Value of the Graph Database #1.
Effective and Efficient “Data Modeling”
Recently, new technologies like personal devices, IoT, social network, blockchain, AI, etc. are reorganizing the data into a more complex, highly connected form.
And being aware of how large and various data we have become almost impossible! So, now the question left for us here is “Are you efficiently utilizing and managing it?”
Whether you already heard of it or not, Graph Database is being recognized as the soaring eagle in this era flooded with highly connected large size of data.
We have a long way to go to show and present the true power of Graph Database for businesses.
But when we turn our gaze on the world market, many businesses are already utilizing it for various areas such as recommendation system, social network analysis, AI, financial fraud detection, big data processing, and else in the field.
What’s so special with Graph Database when compared to the RDB(Relational Database) we’ve used till now?
There are numerous benefits and values from Graph Database we’d like to introduce to you, and in this posting we first want to talk about the Effective and Efficient Data Modeling, powered by Graph Database.
“Graph Database” Enabling Intuitive Data Modeling for Cooperation!
Graph Database provides intuitive “Data Model” which is very close to the real business model in our daily lives, consisting of data objects and relationships that connect those data objects to each other.
The data model from Graph Database reflects the reality in a surprisingly similar manner and offers easy and quick modification to the data model, so your business can enjoy high intuitiveness and great flexibility from it.
Traditional RDB models and manages data by creating tables with many rows and columns.
In other words, if we want to model the data, streaming from the real world business, we have to analyze and reorganize them to fit in the existing RDB, resulting lower intuitiveness of data model.
This reorganizing of data model gave birth to basically two kinds of problems:
One of them is that we suffers from unnecessary workloads during the developing process, and project participants experience difficulties in understanding the structure of database in their system.
The second problem comes from the model’s complexity, which gets worse and worse over time, to reduce the flexibility of database. It means that decision makers like CEO and managers in a company whose expertise is not in database are going to have hard time to use and exploit data!
With the rise of the need for efficiently utilizing data ─ collected and handled for many purposes inside a company ─ it became much more important for employees to understand the data structure of what they are doing in their company.

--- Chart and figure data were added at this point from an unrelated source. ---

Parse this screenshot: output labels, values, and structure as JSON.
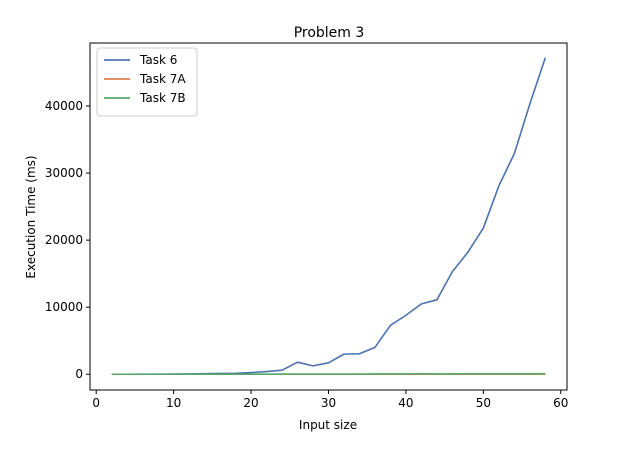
{
  "chart_data": {
    "type": "line",
    "title": "Problem 3",
    "xlabel": "Input size",
    "ylabel": "Execution Time (ms)",
    "xlim": [
      -0.8,
      60.8
    ],
    "ylim": [
      -2350,
      49400
    ],
    "xticks": [
      0,
      10,
      20,
      30,
      40,
      50,
      60
    ],
    "yticks": [
      0,
      10000,
      20000,
      30000,
      40000
    ],
    "grid": false,
    "legend_position": "top-left",
    "x": [
      2,
      4,
      6,
      8,
      10,
      12,
      14,
      16,
      18,
      20,
      22,
      24,
      26,
      28,
      30,
      32,
      34,
      36,
      38,
      40,
      42,
      44,
      46,
      48,
      50,
      52,
      54,
      56,
      58
    ],
    "series": [
      {
        "name": "Task 6",
        "color": "#4c72b0",
        "values": [
          0,
          0,
          5,
          10,
          20,
          40,
          80,
          120,
          150,
          250,
          400,
          600,
          1800,
          1250,
          1700,
          3000,
          3050,
          4000,
          7300,
          8800,
          10500,
          11100,
          15300,
          18200,
          21800,
          28100,
          32900,
          40300,
          47200
        ]
      },
      {
        "name": "Task 7A",
        "color": "#dd8452",
        "values": [
          0,
          0,
          0,
          0,
          0,
          0,
          0,
          0,
          0,
          0,
          0,
          0,
          0,
          0,
          0,
          0,
          0,
          0,
          0,
          0,
          10,
          10,
          10,
          10,
          10,
          10,
          10,
          10,
          10
        ]
      },
      {
        "name": "Task 7B",
        "color": "#55a868",
        "values": [
          0,
          0,
          0,
          0,
          5,
          5,
          5,
          10,
          10,
          10,
          10,
          20,
          20,
          30,
          30,
          30,
          30,
          40,
          40,
          50,
          60,
          50,
          50,
          60,
          60,
          60,
          70,
          70,
          80
        ]
      }
    ]
  }
}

Moreover, as a variety of different kinds of data are frequently used in the field, collecting, processing and analyzing the data is no longer a work only for data engineers, and it is becoming everyone’s task including ‘C-levels’ and all employees in other divisions.
When you organize your data with Graph Database, you will find your data model intuitively reflecting the real world business and fields that are available for utilizing data expanded. By implementing Graph Database, now all of your employees can access, analyze, and use the data, including non-experts in data engineering!
Also, the intuitive modeling that Graph Database offers works as a great advantage in the time for developing system and operating with data.
Have heard of the latest Agile Software Development ?
For those who haven’t, let us briefly introduce what Agile Software Development is. Agile Software Development is a new software development approach to overcome problems of previous ones. It first starts with setting the development time frame and once developers set new objectives, repeat tests and re-development of the software until final goal is met.
This kind of approach may require continuous modifications to database design with the changing system environment during the development time frame, and a data model that everyone who participates in the project can clearly understand.
When we use RDB we have to work on each table based on the schema(design) and if the system changes a lot of unnecessary, multi-stage tasks derive. The result? Project members cannot easily understand the data model, the quality suffers, and put members behind the schedule.
With Graph Database, you don’t need a schema at all and benefit from faster development, test, and system modifications than before.
[RDB vs. GDB: Which one intuitively & effectively models the real world?]
(It is pretty evident that graph data model reflects the real world model when you compare graph data model with the real one.)
Recent rapid changes in the market trend drive businesses toward effectively discovering and utilizing the hidden value from data, rather than just securing large amount of data.
In this perspective, RDB environment could be designed/organized/managed by only a small number of experts, and it is destined to be unable to instantly react to changes and adopt improvement by its nature. On the other hand, it is possible for field employees to feed unnecessary data to the system.
For example, if taxation staffs who actually know well about tax law revision could explain the business flow by himself and model it through Graph Database, this would make your business much more efficient by avoiding problems you don’t want to face with.
The intuitive modeling capability of Graph Database can bridge the gap between the real world model and the data model in your system.
Consequently, you are able to easily understand, utilize, and improve the data flow across your organization.
The next horizon for big data management?
It is Graph Database, a platform guaranteeing the variety, flexibility, and intuitiveness of the stored data.